It was standing room only for the Tokyo String Quartet Tuesday night in Werner Recital Hall at the University of Cincinnati College-Conservatory of Music.
Presented by Chamber Music Cincinnati in collaboration with the Constella Festival, the concert marked the ensemble’s farewell appearance in Cincinnati. The Quartet, violinists Martin Beaver and Kikuei Ikeda, violist Kazuhide Isomura and cellist Clive Greensmith, is embarked on their final tour after 43 seasons as one of the world’s finest chamber ensembles.
The concert had added resonance, as the celebrated Quartet spent ten years at CCM as visiting quartet-in-residence (1988-1998). There were many old friends in the crowd, as well as many students, eager to experience the historic event and to hear, live and in person, what greatness sounds like.
They were not disappointed. The Tokyo’s music-making was extraordinary, as fine as any this reviewer has heard them (or any other quartet) deliver. Each work on the program -- Haydn’s Quartet in D Major, Op. 20, No. 4, Zoltán Kodály’s Quartet No. 2 and Ravel’s String Quartet -- was distinctive, marked by true, committed musicianship and matchless skill.
Think you have heard the Ravel Quartet? Think again. The Tokyo players’ performance was like a journey, with exquisite shaping, myriad detail and an almost orchestral sonority at times. The first movement (Allegro) unfolded gently, like ripples moving across the water. Tone colors were finely crafted, each tiny sparkle carefully highlighted. (The Quartet plays on a set of famed Stradivarius instruments once owned by 19th-century virtuoso Niccolò Paganini.) The second movement was a delight, with its compelling rhythms, dreamy melody and energetic pizzicato, which reverberated throughout the hall.

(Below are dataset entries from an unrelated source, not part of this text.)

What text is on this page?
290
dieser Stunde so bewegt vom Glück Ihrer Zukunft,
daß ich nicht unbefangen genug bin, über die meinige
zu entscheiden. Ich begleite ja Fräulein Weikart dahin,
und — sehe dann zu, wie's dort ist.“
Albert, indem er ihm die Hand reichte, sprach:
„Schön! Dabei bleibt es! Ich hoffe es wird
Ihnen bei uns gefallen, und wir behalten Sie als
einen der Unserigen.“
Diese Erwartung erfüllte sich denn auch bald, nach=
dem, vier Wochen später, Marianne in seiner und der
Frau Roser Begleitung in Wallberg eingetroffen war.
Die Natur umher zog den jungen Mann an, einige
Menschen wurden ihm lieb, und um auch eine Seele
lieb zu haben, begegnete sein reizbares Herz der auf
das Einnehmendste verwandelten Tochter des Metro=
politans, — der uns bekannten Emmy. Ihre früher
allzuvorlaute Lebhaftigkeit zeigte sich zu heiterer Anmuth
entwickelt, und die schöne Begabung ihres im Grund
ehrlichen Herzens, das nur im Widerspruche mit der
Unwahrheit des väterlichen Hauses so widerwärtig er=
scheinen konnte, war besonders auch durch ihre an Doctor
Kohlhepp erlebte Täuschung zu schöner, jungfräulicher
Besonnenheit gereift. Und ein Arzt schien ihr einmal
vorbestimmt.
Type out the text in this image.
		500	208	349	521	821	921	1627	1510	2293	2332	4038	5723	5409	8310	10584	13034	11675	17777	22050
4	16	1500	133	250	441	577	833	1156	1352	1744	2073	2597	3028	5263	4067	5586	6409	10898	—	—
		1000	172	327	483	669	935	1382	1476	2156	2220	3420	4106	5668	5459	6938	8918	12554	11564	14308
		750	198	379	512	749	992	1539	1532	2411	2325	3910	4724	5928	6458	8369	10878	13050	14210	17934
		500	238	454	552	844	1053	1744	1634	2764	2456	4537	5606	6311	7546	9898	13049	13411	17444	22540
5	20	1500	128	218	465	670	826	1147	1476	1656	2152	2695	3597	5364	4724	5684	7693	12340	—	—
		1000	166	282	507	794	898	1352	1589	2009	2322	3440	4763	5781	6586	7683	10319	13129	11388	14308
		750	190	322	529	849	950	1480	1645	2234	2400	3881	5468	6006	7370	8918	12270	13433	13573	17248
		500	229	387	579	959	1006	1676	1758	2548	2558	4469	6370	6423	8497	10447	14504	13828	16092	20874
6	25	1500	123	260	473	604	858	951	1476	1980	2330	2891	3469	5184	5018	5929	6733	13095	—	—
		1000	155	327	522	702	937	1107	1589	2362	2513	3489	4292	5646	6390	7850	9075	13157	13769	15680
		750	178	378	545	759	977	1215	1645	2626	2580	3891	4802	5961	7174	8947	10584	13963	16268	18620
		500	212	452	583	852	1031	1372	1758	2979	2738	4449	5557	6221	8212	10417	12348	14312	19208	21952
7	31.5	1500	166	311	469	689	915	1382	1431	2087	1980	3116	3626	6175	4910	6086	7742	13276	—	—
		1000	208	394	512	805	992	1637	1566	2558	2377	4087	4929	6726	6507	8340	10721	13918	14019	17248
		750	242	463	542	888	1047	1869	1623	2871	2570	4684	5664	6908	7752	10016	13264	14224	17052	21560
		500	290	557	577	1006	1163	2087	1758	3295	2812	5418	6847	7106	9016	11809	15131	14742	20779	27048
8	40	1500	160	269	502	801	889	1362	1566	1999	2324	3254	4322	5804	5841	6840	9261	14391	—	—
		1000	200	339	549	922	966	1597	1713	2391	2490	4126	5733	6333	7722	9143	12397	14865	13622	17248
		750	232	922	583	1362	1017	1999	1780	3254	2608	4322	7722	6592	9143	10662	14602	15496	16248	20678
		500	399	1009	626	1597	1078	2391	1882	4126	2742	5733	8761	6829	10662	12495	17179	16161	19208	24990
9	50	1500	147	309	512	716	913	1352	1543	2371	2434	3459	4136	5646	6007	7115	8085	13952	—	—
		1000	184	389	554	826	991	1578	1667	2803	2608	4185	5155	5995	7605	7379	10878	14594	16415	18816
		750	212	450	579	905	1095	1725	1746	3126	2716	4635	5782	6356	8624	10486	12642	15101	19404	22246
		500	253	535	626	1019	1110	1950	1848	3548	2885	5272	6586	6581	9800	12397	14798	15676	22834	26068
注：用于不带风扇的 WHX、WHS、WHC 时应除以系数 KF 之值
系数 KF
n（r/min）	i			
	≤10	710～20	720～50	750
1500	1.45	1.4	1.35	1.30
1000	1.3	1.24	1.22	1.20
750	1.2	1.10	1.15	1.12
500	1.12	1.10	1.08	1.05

Violist Isomura (a founding member of the Quartet) opened the slow movement with a smooth, satiny sound. It was a spellbinding movement, one marked by questing and mystery, broken by the sudden outburst of finale, which brought the work to an exhilarating conclusion.
The Quartet took on a new persona in Kodály’s infrequently heard, 1918 Quartet. Folk-inspired (Kodály, like Bartok, was a collector of indigenous Hungarian music), it was a choice item on the program. The first movement went from dark to light, with an ethereal ending high on the E-string by first violinist Beaver. The second and third movements (played without a pause) were successively tragic and light-hearted, with delightful episodes in the giocoso (merry) finale, some of them downright child-like, including some jolly viola “fiddling.”
The concert opened with Haydn, where again, the Tokyo demonstrated its remarkable artistic insight. There was a wonderful lightness and precision throughout, an almost breezy air in the opening Allegro molto. The second movement, an affettuoso(affectionate) theme and variations, served as a kind of Tokyo “farewell” in itself, with each player performing his own heartfelt variation. Haydn the tease came out in thezingarese (gypsy-style) Minuet, with its perky off-rhythms and pizzicato, and in the brisk, brash finale.
Responding to a roomful of bravos and applause, the Quartet performed more Haydn, the final movement of his Quartet in G Minor, Op. 76, No. 3 (“The Rider”), making for an upbeat, delightfully kicky farewell to the beloved ensemble. Where will they go after the Tokyo’s retirement? Ikeda and Isomura will remain in Connecticut (the Quartet has been quartet-in-residence at Yale since 1976). Ikeda may take up jazz, he said. Beaver and Greensmith will move to the Colburn School of Music in Los Angeles.